Nous nous intéressons plus particulièrement aux
changements
induits lors de la phase de planification et nous constatons que, dans
ce
processus de préparation de la situation d’apprentissage,
l’enseignant est amené à définir plus
précisément les activités, les acteurs, les ressources
produites et utilisées ainsi que les interactions qu’ils
entretiennent entre eux.
La tâche de conception sort de la sphère individuelle
dans la
mesure où on en partage le résultat, notamment au sein de
communautés de pratiques et de sites thématiques ou
disciplinaires.
Ce partage de pratiques donne lieu à la mise en commun
dans des
banques de descriptions de déroulement d’activités, ou de
ressources ainsi que d’un ensemble d’informations de type
métadonnées. Ces descriptions sont nommées
"scénarios" ou "séquences", ou lesson plans en
anglais (Leleu-Merviel
et al, 2002). Ces
scénarios sont sous forme écrite, soit narrative, soit
structurée via des fiches descriptives et intègrent les TICE comme
supports ou ressources.
Or, des travaux ont montré qu’il existait un problème de
réutilisation de ces scénarios au sein de ces communautés (Roberston, 2006).
Si le partage est désormais évident, la réutilisation ne
l’est pas. La réutilisation d’un scénario
pédagogique peut partir d’un besoin (gain de temps, apport
d'idées nouvelles, découvertes de nouvelles approches
pédagogiques, enseignant en formation, etc.). Mais pour certains
auteurs,
il faut également que les conditions favorables soient réunies.
Cromier et Herandez (Cromier et
Herandez, 2006) ont montré que la réutilisation des objets pédagogiques
nécessitait la convergence de quatre conditions, que nous pouvons par
extension appliquer aux scénarios : il faut qu’ils existent, il
faut être ouvert à les réutiliser, il faut qu’ils
soient réutilisables et il faut être capable de les
réutiliser. Une autre condition que nous pourrions ajouter :
il faut
aussi que l’on puisse trouver les scénarios qui nous
intéressent, ce qui pose le problème de l’indexation.

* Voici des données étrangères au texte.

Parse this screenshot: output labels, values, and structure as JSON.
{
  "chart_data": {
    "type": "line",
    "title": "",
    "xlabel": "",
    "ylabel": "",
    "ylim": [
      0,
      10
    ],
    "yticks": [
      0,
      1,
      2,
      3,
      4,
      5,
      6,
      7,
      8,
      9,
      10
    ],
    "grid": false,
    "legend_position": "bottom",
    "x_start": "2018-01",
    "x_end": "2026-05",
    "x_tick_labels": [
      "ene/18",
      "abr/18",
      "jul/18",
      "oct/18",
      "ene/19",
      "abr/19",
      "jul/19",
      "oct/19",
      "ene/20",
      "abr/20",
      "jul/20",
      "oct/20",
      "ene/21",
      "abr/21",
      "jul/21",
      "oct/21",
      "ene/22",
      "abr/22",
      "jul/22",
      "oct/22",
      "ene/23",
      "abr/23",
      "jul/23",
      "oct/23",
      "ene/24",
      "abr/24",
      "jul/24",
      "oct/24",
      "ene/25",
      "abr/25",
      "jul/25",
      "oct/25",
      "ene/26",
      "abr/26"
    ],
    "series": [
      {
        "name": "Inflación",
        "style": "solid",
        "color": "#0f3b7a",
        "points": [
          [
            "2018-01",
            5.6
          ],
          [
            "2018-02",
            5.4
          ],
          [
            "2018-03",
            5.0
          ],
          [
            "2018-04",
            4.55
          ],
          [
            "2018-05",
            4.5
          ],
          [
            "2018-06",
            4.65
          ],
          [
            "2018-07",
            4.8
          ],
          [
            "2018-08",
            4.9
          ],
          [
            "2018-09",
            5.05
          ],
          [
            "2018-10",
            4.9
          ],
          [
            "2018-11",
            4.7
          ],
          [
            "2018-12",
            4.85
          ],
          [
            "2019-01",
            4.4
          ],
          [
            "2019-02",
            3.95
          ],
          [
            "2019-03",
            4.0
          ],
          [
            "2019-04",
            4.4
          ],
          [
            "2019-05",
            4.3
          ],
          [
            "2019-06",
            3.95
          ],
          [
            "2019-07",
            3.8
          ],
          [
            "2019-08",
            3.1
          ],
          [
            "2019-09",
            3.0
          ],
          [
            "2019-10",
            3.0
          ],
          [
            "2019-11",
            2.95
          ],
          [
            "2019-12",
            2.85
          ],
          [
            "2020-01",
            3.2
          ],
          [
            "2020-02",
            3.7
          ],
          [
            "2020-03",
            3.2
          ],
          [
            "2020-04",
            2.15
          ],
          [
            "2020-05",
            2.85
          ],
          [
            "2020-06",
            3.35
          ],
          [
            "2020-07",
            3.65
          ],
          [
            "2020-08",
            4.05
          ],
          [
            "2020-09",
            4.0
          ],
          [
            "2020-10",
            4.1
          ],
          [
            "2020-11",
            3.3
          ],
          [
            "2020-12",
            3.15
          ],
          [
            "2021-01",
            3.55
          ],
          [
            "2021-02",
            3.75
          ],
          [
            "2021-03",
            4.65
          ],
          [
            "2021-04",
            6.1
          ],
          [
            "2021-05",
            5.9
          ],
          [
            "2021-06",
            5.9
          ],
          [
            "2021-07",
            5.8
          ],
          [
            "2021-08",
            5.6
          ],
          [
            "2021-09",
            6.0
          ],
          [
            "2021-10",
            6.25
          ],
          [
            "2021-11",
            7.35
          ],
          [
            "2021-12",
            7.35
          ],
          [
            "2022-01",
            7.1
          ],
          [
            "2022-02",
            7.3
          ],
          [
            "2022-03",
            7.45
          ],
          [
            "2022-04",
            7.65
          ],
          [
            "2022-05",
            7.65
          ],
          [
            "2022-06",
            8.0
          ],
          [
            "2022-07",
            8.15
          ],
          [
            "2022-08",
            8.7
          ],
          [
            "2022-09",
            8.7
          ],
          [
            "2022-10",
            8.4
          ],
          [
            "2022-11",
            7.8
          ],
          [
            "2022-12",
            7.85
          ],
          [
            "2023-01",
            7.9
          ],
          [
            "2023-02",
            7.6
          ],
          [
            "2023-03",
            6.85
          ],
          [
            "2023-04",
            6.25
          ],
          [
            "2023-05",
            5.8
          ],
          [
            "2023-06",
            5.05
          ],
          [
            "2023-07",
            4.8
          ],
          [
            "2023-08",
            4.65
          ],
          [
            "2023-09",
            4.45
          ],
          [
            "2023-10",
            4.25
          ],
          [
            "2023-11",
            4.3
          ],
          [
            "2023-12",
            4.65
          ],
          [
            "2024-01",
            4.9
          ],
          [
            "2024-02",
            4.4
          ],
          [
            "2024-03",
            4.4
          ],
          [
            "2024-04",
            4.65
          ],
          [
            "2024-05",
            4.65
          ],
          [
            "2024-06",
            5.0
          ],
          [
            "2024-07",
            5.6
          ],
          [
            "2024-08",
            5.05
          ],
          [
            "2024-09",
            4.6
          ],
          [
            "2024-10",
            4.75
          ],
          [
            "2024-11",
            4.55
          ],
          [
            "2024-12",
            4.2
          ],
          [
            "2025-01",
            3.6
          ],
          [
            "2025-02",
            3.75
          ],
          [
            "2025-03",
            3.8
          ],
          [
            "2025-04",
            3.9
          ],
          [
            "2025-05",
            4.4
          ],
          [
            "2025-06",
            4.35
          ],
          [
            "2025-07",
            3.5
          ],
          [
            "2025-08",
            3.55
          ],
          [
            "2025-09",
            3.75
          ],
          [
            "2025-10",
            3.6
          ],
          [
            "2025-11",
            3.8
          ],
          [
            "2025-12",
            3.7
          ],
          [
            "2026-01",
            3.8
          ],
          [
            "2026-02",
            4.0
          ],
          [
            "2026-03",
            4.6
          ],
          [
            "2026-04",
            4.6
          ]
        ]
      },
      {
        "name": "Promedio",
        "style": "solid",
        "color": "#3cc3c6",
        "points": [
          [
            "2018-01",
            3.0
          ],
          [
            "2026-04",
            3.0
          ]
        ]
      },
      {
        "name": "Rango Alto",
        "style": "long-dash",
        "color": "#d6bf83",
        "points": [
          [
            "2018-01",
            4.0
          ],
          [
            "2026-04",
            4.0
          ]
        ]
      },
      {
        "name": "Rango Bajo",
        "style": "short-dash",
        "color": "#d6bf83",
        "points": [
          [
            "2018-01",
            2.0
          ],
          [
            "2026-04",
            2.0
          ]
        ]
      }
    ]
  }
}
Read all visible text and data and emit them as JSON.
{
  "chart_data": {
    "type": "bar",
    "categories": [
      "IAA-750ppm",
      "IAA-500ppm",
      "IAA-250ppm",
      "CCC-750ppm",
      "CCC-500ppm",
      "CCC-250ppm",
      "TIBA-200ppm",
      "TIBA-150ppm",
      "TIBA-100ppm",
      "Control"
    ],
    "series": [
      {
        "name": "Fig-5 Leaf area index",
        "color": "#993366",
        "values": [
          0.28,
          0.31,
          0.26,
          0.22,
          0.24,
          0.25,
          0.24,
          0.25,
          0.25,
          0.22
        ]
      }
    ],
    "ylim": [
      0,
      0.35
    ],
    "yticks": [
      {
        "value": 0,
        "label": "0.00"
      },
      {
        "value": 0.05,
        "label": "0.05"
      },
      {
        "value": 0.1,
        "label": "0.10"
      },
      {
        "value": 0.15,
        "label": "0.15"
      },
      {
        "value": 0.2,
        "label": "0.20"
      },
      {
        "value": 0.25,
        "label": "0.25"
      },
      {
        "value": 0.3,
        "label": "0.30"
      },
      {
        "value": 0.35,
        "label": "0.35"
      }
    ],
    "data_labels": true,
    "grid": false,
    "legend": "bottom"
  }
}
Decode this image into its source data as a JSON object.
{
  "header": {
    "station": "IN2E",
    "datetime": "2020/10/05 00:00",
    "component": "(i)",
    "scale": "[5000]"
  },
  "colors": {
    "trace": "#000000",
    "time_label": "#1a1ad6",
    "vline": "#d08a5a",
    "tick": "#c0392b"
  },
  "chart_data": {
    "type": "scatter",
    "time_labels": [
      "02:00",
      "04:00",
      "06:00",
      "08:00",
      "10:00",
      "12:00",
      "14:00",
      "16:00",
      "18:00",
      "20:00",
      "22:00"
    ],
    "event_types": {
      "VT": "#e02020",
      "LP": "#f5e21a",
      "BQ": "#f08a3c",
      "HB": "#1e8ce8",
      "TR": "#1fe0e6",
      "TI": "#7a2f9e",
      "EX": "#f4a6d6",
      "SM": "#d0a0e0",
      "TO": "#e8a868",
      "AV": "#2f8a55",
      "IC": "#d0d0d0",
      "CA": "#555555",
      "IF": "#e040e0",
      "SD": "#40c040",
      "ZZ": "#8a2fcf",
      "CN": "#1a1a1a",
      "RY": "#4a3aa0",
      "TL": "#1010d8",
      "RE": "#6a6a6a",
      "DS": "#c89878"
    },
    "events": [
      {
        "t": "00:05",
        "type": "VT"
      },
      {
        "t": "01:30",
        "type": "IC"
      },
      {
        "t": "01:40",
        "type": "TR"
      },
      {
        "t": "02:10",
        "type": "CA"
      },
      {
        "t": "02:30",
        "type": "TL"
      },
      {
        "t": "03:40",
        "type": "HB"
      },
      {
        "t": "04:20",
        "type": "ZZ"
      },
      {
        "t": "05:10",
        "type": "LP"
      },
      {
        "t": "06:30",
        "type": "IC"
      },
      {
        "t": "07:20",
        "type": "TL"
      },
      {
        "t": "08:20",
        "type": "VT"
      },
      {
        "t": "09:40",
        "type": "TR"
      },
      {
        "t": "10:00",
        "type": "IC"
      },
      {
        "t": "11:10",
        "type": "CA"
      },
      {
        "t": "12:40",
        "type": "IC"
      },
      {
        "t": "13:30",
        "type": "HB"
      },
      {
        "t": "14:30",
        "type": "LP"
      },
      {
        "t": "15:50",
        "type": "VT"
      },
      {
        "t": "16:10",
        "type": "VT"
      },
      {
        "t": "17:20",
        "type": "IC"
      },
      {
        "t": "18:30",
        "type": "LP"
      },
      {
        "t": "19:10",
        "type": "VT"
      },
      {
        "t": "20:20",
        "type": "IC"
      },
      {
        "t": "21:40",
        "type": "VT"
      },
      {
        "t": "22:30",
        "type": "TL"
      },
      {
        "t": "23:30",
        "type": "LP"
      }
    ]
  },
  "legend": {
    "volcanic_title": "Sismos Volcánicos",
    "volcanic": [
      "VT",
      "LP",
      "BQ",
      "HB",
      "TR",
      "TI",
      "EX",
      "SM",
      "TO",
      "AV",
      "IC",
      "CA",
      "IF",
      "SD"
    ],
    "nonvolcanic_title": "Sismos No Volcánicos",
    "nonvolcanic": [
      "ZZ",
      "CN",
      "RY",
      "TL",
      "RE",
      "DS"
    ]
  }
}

De fait, dans un contexte de conception pédagogique, la
question de la
réutilisation des scénarios pédagogiques pose la double
question de l’essaimage et la transférabilité des
savoir-faire pédagogiques au sein de communautés de pratique et de
la formalisation des scénarios pédagogiques en vue de leur
opérationnalisation dans un contexte de situations d’apprentissage
instrumentées par les TICE. Notre contribution ne traite pas
directement
de la question de l’opérationnalisation mais de celle plus amont de
la formalisation des scénarios pédagogiques. Le problème du
formalisme est abordé dans son sens large de formalisme de description
et
d’expression des scénarios dont l’objectif est à terme
d’en faciliter l’opérationnalisation.
Dans cet article, nous faisons le point sur les modes
d’expression des
scénarios pédagogiques dans le champ de praticiens de
l’éducation, et des problèmes qui se posent en termes de
transférabilité et d’instrumentation de ces
scénarios. Nous abordons ensuite ces questions sous l’angle de la
formalisation en faisant un panorama des approches de formalisation
pédagogique existantes. Nous présentons à l’issue de
cette étude un travail de recherche et développement pour
dégager des premières pistes pour définir plus
précisément une méthode de conception associée
à un formalisme d’expression des scénarios, la
méthode des Pléiades, afin de soutenir leur
transférabilité et leur instrumentation.
2. Concept
et description des scénarios pédagogiques dans le
champ des praticiens
2.1. Définition du scénario dans le champ de praticiens
de
l’éducation
Le terme "scénario" est couramment
utilisé dans les domaines artistiques, notamment
cinématographique, mais aussi dans les domaines de la gestion, de
l’informatique, des télécommunications et de
l’ergonomie (scénario de navigation, d’interaction). Son
utilisation est plus récente dans le domaine de l’éducation
où le terme est complété par l’adjectif
pédagogique, ou le complément de nom d’apprentissage. Le
concept de scénario pédagogique complète ou remplace
d’autres termes plus couramment utilisés par les enseignants :
"cours", "séquence", "situation d’apprentissage".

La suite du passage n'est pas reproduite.